Progressive failure analysis of tow-placed, variable-stiffness composite panels

Abstract

The past developments on tow-placement technology led to the production of machines capable of controlling fibre tows individually and placing them onto the surface of a laminate with curvilinear topology. Due to the variation of properties along their surface, such structures are termed variable-stiffness composite panels. In previous experimental research tow-steered panels have shown increased buckling load capacity as compared with traditional straight-fibre laminates. Also, numerical analyses by the authors showed that first-ply failure occurs at a significant higher load level.

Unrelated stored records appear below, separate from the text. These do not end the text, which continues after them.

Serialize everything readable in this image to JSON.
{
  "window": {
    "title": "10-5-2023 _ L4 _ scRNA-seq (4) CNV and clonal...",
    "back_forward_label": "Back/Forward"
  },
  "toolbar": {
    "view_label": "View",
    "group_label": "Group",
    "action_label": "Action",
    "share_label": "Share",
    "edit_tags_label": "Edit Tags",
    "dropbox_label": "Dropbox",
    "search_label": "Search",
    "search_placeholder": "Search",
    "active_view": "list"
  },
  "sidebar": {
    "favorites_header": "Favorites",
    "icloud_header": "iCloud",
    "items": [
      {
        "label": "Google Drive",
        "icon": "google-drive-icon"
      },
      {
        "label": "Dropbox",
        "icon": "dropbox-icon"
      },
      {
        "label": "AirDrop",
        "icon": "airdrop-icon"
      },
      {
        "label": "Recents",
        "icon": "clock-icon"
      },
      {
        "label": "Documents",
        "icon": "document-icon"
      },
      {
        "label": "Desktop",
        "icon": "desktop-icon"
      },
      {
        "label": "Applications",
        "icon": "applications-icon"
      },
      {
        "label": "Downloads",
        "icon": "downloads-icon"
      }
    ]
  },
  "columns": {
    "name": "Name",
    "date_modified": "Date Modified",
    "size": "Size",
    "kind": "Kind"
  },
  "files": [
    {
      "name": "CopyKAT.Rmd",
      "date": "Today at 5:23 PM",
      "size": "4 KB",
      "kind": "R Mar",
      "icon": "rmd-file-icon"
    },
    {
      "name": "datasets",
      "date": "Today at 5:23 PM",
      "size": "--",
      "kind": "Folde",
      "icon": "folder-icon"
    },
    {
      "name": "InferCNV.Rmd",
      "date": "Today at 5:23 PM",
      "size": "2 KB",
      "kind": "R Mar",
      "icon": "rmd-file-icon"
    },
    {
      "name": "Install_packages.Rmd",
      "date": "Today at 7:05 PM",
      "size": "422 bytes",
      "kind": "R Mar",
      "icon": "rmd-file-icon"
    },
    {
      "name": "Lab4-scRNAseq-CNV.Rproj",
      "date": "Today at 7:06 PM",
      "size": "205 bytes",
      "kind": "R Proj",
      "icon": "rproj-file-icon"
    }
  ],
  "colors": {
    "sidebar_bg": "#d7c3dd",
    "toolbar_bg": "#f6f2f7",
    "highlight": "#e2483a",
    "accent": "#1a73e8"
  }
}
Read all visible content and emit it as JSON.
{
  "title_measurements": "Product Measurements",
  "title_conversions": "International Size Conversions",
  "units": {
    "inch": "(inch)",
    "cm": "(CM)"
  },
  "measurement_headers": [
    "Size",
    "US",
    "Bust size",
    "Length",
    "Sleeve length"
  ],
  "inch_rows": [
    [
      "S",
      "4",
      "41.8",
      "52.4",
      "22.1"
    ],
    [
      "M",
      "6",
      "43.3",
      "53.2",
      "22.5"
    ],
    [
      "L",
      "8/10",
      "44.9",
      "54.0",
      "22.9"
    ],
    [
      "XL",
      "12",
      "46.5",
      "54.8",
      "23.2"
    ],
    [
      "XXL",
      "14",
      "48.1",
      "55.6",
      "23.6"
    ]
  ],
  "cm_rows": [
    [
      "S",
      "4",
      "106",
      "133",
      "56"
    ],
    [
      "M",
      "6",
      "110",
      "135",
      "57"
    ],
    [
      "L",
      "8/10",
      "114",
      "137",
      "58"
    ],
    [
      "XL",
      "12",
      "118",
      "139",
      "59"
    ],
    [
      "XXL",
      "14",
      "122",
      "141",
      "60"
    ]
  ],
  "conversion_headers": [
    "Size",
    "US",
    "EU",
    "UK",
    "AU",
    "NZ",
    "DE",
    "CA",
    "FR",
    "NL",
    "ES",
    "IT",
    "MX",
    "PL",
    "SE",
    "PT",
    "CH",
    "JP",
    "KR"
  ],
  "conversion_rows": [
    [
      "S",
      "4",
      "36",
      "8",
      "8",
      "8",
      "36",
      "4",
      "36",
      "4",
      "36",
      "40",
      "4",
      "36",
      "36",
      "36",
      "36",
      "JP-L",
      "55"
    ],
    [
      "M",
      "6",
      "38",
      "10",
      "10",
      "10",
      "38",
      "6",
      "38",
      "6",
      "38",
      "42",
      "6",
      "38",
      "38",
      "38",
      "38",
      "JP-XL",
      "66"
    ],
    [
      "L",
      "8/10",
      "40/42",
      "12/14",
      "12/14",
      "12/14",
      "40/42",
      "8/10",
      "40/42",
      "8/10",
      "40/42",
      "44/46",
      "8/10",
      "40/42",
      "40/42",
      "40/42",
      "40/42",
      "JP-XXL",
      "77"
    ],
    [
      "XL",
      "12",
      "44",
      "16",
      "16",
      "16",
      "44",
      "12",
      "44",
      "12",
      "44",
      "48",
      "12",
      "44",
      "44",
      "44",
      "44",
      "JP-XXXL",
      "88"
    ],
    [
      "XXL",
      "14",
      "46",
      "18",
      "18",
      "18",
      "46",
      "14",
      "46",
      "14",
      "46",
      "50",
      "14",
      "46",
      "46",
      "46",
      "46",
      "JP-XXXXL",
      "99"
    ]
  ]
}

The focus of this paper is to extend those analyses into the postbuckling progressive damage behaviour and final structural failure due to accumulation of fibre and matrix damage. A user-developed continuum damage model implemented in the finite element code ABAQUS (R) is employed in the simulation of damage initiation and material stiffness degradation. In order to correctly predict the buckling loads of tow-steered panels under compression, it is of crucial importance to take into account the residual thermal stresses resulting from the curing process. Final failure of tow-steered panels in postbuckling is predicted to within 10%, difference of the experimental results. Curvilinear-fibre panels have up to 56% higher strength than straight-fibre laminates and damage initiation is also remarkably postponed. Tow-steered designs also show more tolerance to central holes than traditional laminates.